We recently want to use UVA in multi-processing training situation. However, is it possible for a unified virtual addressing to be shared by different process or gpus?
We now can have multi-processing training with each process have a copy of this space in CPU. I wonder how can I make it shareable? Thank you!
You can use CUDA IPC. There are sample codes.
Yes, it is clear that CUDA IPC can be used to share device memory pointers between different GPUs. But from my perspective, UVA is not quite a thing. It provides a single virtual memory address for all the memory in the system, and we can access these pointers from GPU code no matter where they reside. Do you think this kind of address can be shareable between different processes?
I think if you use CUDA IPC, you can share access to device memory amongst all the GPUs in the system, more or less regardless of which process they are in. I make no statements beyond that regarding UVA or IPC. I’m not understanding whatever distinction you are making.

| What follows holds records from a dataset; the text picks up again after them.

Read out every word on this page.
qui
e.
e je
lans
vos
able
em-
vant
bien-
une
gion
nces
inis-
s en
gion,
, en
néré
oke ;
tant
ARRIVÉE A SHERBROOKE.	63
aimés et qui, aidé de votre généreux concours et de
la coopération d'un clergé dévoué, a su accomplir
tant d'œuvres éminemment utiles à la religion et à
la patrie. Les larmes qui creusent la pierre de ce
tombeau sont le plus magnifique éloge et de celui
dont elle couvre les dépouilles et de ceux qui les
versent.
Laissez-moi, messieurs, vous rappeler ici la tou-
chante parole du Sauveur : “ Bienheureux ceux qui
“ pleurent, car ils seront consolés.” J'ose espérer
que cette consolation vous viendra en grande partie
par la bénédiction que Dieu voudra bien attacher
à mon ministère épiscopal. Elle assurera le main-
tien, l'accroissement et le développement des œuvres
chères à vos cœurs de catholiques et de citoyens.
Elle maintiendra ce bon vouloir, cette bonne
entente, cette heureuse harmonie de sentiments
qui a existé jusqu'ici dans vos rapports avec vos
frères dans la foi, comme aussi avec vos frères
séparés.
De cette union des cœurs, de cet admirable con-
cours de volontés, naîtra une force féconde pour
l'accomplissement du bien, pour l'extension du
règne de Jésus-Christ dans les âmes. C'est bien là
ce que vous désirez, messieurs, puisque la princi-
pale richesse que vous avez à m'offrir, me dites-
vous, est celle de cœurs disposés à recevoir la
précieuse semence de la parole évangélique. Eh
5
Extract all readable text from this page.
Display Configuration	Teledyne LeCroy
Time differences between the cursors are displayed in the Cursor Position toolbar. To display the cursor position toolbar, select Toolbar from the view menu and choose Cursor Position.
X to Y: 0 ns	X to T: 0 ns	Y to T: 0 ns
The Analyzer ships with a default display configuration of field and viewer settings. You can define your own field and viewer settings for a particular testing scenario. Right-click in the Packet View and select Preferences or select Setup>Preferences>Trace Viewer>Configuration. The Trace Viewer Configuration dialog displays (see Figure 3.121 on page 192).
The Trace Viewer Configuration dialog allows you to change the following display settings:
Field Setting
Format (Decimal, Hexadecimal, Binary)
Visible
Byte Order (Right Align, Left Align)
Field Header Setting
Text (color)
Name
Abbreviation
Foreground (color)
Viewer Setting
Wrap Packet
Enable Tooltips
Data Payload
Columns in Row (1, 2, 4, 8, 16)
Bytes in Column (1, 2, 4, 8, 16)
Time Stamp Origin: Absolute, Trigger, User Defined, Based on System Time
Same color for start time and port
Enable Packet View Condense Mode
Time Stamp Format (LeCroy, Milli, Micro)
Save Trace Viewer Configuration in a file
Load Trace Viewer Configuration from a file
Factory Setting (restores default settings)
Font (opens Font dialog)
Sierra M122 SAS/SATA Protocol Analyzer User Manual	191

In general, an address from one process is not usable in another process, even if the address spaces are harmonized, because processes in modern operating systems don’t work that way. Process isolation is a thing. And using an address in a process that you haven’t properly set up simply won’t work. I think that statement is pretty much true for host code for the OS’s I am familiar with, and it is the same for device code.
You can’t take a host memory address from one process, and use that numerical value in another process, without any support or preparation. You need something like an IPC mechanism to make that work. Similar statements apply to device memory addresses.
If those GPU codes reside in different processes, and you are not also talking about using CUDA IPC, your statement is false.
UVA, all by itself, isn’t particularly useful or interesting. It is interesting as an enabler for other interesting things, such as being able to introspect pointers and being able to share the same pointer (numerical value) between host code and device code, for memory regions that are accessible by both, such as managed memory or pinned memory.
Yes, I mean the access is possible under the same process. Thank you for pointing out my mistake. I will try using CUDA IPC to achieve my purpose.